Alzheimer's Disease (AD) poses a major challenge as a neurodegenerative disorder, and early detection is critical for effective intervention. Magnetic resonance imaging (MRI) is a critical tool in AD research due to its availability and cost-effectiveness in clinical settings.

OBJECTIVE

This study aims to conduct a comprehensive analysis of machine learning (ML) methods for MRI-based biomarker selection and classification to investigate early cognitive decline in AD. The focus to discriminate between classifying healthy control (HC) participants who remained stable and those who developed mild cognitive impairment (MCI) within five years (unstable HC or uHC).

METHODS

3-Tesla (3T) MRI data from the Alzheimer's Disease Neuroimaging Initiative (ADNI) and Open Access Series of Imaging Studies 3 (OASIS-3) were used, focusing on HC and uHC groups. Freesurfer's recon-all and other tools were used to extract anatomical biomarkers from subcortical and cortical brain regions. ML techniques were applied for feature selection and classification, using the MATLAB Classification Learner (MCL) app for initial analysis, followed by advanced methods such as nested cross-validation and Bayesian optimization, which were evaluated within a Monte Carlo replication analysis as implemented in our customized pipeline. Additionally, polynomial regression-based data harmonization techniques were used to enhance ML and statistical analysis. In our study, ML classifiers were evaluated using performance metrics such as Accuracy (Acc), area under the receiver operating characteristic curve (AROC), F1-score, and a normalized Matthew's correlation coefficient (MCC').

RESULTS

Feature selection consistently identified biomarkers across ADNI and OASIS-3, with the entorhinal, hippocampus, lateral ventricle, and lateral orbitofrontal regions being the most affected. Classification results varied between balanced and imbalanced datasets and between ADNI and OASIS-3. For ADNI balanced datasets, the naíve Bayes model using -score harmonization and ReliefF feature selection performed best (Acc = 69.17%, AROC = 77.73%, F1 = 69.21%, MCC' = 69.28%). For OASIS-3 balanced datasets, SVM with zscore-corrected data outperformed others (Acc = 66.58%, AROC = 72.01%, MCC' = 66.78%), while logistic regression had the best F1-score (66.68%).
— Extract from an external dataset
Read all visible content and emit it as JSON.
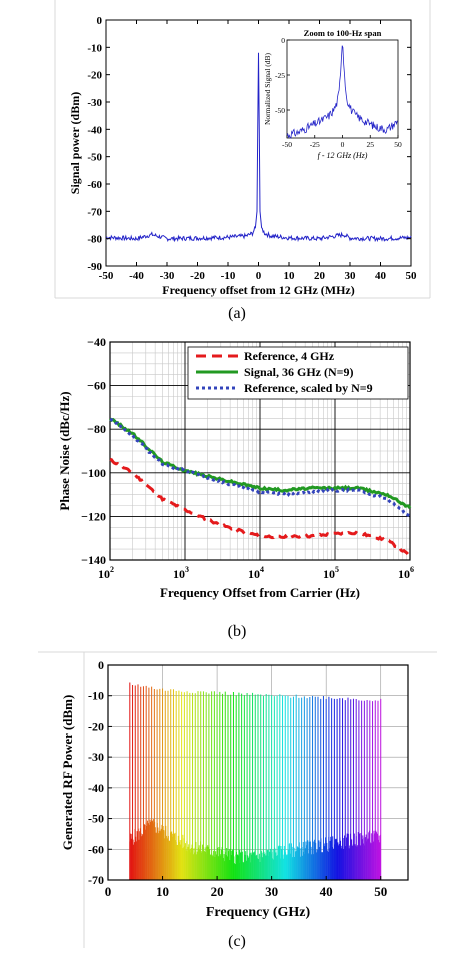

In imbalanced data, RUSBoost showed the strongest overall performance on ADNI (F1 = 50.60%, AROC = 81.54%) and OASIS-3 (MCC' = 63.31%). Support vector machine (SVM) excelled on ADNI in terms of Acc (82.93%) and MCC' (70.21%), while naïve Bayes performed best on OASIS-3 by F1 (42.54%) and AROC (70.33%).

CONCLUSION

Data harmonization significantly improved the consistency and performance of feature selection and ML classification, with -score harmonization yielding the best results. This study also highlights the importance of nested cross-validation (CV) to control overfitting and the potential of a semi-automatic pipeline for early AD detection using MRI, with future applications integrating other neuroimaging data to enhance prediction.